By 2017 numerous NFL players, including Anquan Boldin, Eric Reid, and Malcolm Jenkins, were also invoking their Christian faith as a motivating factor for their involvement in protests and reform initiatives. Those numbers have only grown.

While some black Christian athletes have abstained from the recent wave of activism in stadiums and arenas—Orlando Magic forward Jonathan Isaac, for example, cited his understanding of the gospel when declining to fully participate in a pre-game racial justice ceremony—far more have played a leading role.

To name just a few: In the NFL, New Orleans Saint Demario Davis—known for his “Man of God” headband—has championed Black Lives Matter and encouraged athletes to hold the league accountable as it works to address systemic racism.
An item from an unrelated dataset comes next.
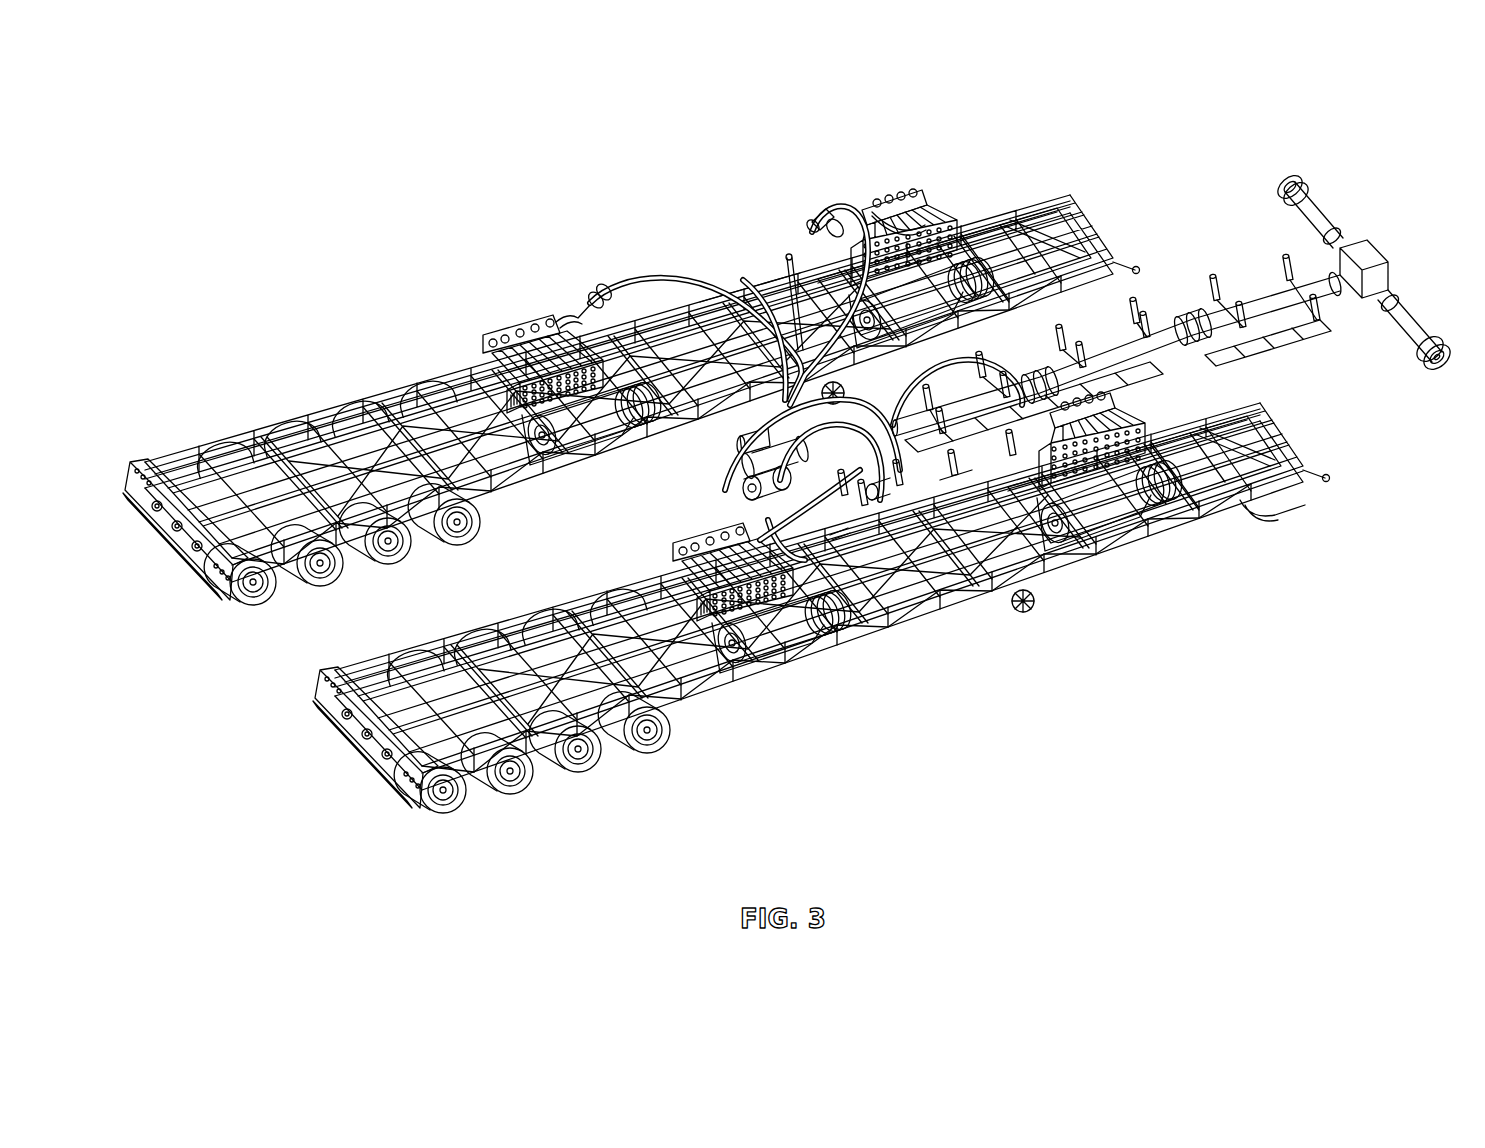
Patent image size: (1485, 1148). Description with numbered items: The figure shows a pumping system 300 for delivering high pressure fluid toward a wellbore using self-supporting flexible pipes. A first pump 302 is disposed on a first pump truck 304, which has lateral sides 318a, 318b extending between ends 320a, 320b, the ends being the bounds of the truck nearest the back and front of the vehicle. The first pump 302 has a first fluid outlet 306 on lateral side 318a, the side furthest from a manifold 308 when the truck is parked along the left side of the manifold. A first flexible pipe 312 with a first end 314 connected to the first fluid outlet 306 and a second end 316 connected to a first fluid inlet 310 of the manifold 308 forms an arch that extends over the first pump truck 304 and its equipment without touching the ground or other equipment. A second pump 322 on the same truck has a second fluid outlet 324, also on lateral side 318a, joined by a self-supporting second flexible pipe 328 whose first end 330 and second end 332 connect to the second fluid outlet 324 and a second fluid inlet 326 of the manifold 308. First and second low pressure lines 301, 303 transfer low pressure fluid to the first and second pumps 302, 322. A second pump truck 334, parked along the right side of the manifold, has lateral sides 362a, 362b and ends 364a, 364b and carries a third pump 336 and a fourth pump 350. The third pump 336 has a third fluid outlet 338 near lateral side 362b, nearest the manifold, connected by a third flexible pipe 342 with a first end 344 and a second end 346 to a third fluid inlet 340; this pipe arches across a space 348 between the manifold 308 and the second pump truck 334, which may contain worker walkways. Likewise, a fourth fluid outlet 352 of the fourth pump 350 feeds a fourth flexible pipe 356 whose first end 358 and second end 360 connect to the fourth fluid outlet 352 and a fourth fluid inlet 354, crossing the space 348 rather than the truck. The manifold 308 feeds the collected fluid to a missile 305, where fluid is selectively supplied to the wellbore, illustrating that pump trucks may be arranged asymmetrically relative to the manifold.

Former player and football analyst Emmanuel Acho launched the viral video series “Uncomfortable Conversations with a Black Man,” informing Sports Spectrum that he recites Matthew 10:20 before recording each episode. And his brother and fellow linebacker, Sam Acho, founded Athletes for Justice.

In the NBA, Harrison Barnes, a lifelong Christian who earned the nickname “The Senator” for his demeanor and activism, has donated $25,000 toward victims of police brutality and gun violence for each of the Sacramento Kings games played during the NBA bubble. Meanwhile the WNBA’s A’ja Wilson of the Las Vegas Aces has discussed double standards black women face.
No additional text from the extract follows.